Your CREATIVE BLOCK got tangled with EMOTIONAL HARM (by your mother and the woman in church). Both experiences made you feel that you and your creativity existed only to serve other people, not yourself. Because of that, when you think about art, you may also be thinking about guilt, pressure, and being used.
And underneath all of this sit RELIGIOUS MESSAGES that taught you that you must forgive others in order for God to forgive you. Those teachings got mixed with your personal experiences of being used, pressured, and guilt‑tripped (emotional harm)
This may create a loop where you want to protect yourself by not forgiving, but you also fear you are doing something spiritually wrong.
About emotional harm: when a parent expects a child to support their needs, dreams, or emotional stability, the child learns that their own desires are secondary.
Instead of being supported in exploring art, you were told to give up your path so that your mother could pursue hers. That kind of role‑reversal teaches a child to silence their own feelings, to feel guilty for wanting things, and to associate creativity with obligation rather than freedom.
Over time, this can create a deep internal block — because every time the child reaches toward their own creativity, the old message returns: “Your needs don’t matter. Someone else comes first.”
Your mother’s voice (as well as the church’s) sounds like guilt, pressure, duty, and the idea that you must sacrifice your own needs.

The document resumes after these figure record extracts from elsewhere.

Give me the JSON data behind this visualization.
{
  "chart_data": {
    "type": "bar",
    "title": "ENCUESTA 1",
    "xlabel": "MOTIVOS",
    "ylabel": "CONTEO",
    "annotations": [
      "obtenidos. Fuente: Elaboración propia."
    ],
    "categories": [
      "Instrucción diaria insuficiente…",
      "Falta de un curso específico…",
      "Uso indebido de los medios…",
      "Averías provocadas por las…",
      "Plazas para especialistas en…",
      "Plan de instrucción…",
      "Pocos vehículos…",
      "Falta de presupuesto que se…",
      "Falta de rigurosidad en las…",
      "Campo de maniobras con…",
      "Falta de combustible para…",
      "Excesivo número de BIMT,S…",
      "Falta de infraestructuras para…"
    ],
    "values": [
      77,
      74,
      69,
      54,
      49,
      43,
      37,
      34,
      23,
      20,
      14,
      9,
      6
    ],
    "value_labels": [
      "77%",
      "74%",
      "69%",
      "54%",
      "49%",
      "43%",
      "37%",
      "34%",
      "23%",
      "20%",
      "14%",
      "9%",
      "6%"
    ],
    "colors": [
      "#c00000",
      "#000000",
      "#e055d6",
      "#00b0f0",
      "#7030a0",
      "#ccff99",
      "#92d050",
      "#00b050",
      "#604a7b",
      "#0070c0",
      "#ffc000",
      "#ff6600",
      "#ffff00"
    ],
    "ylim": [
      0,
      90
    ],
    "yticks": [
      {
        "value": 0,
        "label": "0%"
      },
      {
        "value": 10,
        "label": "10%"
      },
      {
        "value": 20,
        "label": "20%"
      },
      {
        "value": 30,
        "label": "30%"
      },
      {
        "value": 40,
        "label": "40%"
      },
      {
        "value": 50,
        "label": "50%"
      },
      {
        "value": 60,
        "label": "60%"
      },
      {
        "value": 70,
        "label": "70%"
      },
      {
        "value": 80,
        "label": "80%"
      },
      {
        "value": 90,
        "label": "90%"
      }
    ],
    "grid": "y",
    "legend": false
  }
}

Your own voice is quieter — it shows up in your spontaneous art, your curiosity, your desire to understand yourself, and the longing for creative freedom. One helpful way to connect with your quieter voice is through small acts of creativity that have no purpose except expression, just like the spontaneous art you shared about in your recent post. Over time, you can learn to treat the others’ voices as an old echo, and hear your own, authentic voice clearly.
Anita
Hi Anita,
Thank you for writing. I do broadly agree with what youve shared. Im in a predicament though.
I think that sharing my response further might not be best for me.
Im not sure i can respond or when i’ll be able to respond.
I focused a lot on my mother. However, there were other people. There were some positives coming from my mother, its more complicated. Even as im writing i feel a narrative that might seek to override my own self expression is the inference that i hadnt been fair to other people. That claim might be used sometimes by people who dont want honest reflection.
Sometimes, when looking at complicated past issues, people try to claim a role of hero or heroine, or a role they want, as they recall parts of the narrative. But perhaps each person involved can contribute in a positive way?
I note that in religion there is the message that you must honour your parents. However, some parents deny their child(ren) their human rights. I think that more understanding and explanation needs to be given with that message. Also, children need guidance from healthy role models, and that means those role models are required to educate children in life skills and social skills, but how can they do that if they lack them themselves?
In the country i live in there have been barriers to formal education, which mean that a cycle of abuse and neglect gets perpetuated by people, and some people who have been educated then judge those who arent achieving or havent achieved in the same way, but as individuals i think we often have different learning styles.